Low fluid intake can result in constipation and further digestive issues thus make sure you are getting adequate amounts of non-caffeinated fluids (2 litres as a rule of thumb or more if you are exercising). Apart from water, you can also meet your fluid intake with herbal teas and sparkling water. With higher alcohol consumption over the holiday season, try and drink water with your mulled wine and/or bubbly. A way of increasing your water consumption is to include foods higher in water, such as cucumber, celery (did someone say Bloody Mary?), tomatoes and grapefruit.
Eat your probiotics and prebiotics
While the two sound similar, they are very different and play a different role in our digestive system. Prebiotics are a form of dietary fibre that is found in bananas, leeks, garlic, skin of apples and chicory root, to name a few. Prebiotics feed the friendly gut bacteria, which in turn help produce nutrients for our colon cells. Probiotics are live beneficial bacteria that are usually created by fermentation in foods like yoghurt, kefir, sauerkraut, kimchi and miso soup. Probiotics are also available in pill form or they can be added to yoghurts and health drinks. Both prebiotics and probiotics play a vital role for our gut microbiome.
Chew your food
Digestion starts in your mouth.
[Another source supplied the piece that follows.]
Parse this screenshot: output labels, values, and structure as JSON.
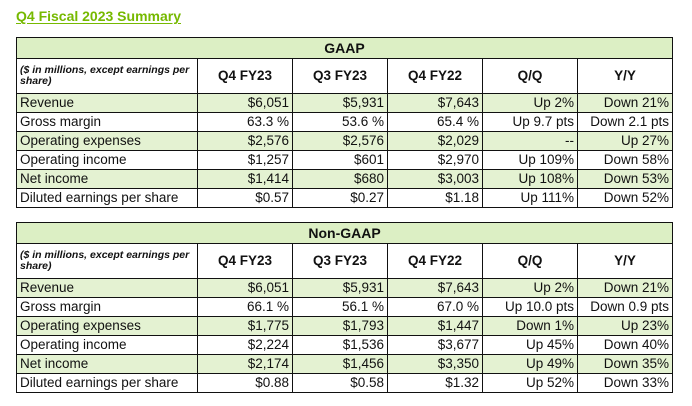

Chewing produces saliva, and the longer you chew, the more saliva is produced, which in turn helps break down some of the carbs and fats from meals. By chewing food properly, our stomach has less work to do with turning solid foods into liquid mixture and can prevent symptoms such as indigestion and heartburn. Not chewing food properly has also been linked to decreased nutrient absorption.
Choose your calories wisely
Whilst there is nothing wrong with a bit of indulgence over the holiday period, ‘balanced’ indulgence is key for a happy soul and gut. If you are going to a seven-course dinner in the evening that you booked six months before, you might skip the mince pies that your colleague brought for the office that day. Likewise, you might not want to overindulge on the store-bought chocolates if you know your mum made your favourite chocolate cake that you have been looking forward to since the last time you visited her. By being a bit smarter with our food choices and not eating something just because it’s in front of us, we give ourselves the opportunity to really savour and enjoy the special occasions without overwhelming our digestive system.